Information form.  Please note that this accounting will not apply to any of the following types of disclosures: disclosures made for reasons of treatment, payment, or health care operations; disclosures made to the resident or legal representative, or any other individual involved with the resident’s care; disclosures to correctional institutions or law enforcement officials; and disclosures for national security purposes.  No charge for the first accounting request in any 12-month period.  However, for any request made thereafter, a reasonable, cost-based fee will be charged.  For more information about this right, see 45 C.F.R. 164.528.
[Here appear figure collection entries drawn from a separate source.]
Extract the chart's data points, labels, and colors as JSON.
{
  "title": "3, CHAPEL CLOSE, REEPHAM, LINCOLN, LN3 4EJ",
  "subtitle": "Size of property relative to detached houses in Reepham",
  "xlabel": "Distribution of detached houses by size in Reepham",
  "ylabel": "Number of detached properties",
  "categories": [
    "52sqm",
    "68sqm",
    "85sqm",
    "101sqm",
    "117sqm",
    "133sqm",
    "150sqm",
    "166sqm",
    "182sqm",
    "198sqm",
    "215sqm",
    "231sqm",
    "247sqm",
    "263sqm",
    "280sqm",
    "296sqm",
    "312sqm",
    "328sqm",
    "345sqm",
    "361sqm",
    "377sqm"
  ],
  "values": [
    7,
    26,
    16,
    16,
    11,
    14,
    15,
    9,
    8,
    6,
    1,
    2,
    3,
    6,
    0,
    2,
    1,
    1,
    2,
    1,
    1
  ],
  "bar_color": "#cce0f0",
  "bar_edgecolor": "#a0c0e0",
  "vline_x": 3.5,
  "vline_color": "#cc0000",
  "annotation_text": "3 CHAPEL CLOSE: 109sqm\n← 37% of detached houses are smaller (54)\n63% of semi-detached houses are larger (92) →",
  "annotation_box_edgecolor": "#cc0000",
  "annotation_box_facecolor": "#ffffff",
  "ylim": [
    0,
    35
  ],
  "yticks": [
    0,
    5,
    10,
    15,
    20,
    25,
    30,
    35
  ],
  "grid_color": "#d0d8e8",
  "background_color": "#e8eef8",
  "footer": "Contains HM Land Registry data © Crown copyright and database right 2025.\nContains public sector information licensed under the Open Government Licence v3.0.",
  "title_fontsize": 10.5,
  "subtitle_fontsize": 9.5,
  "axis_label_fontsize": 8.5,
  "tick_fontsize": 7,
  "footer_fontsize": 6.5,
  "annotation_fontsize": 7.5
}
  • You or your legal guardian, have the right to obtain a paper copy of the Facility’s Privacy Protection Policy upon request.
  • You or your legal guardian may revoke an authorization to use or disclose health information, except to the extent that action has already been taken.  Such a request must be made in writing.

Contact Information

You or your legal guardian should direct any questions, requests, or concerns about health information rights or the Facility’s use and disclosure of health information, to the Privacy Officer.

The Administrator shall be responsible for overseeing the implementation, updating, and maintenance of this policy and procedure.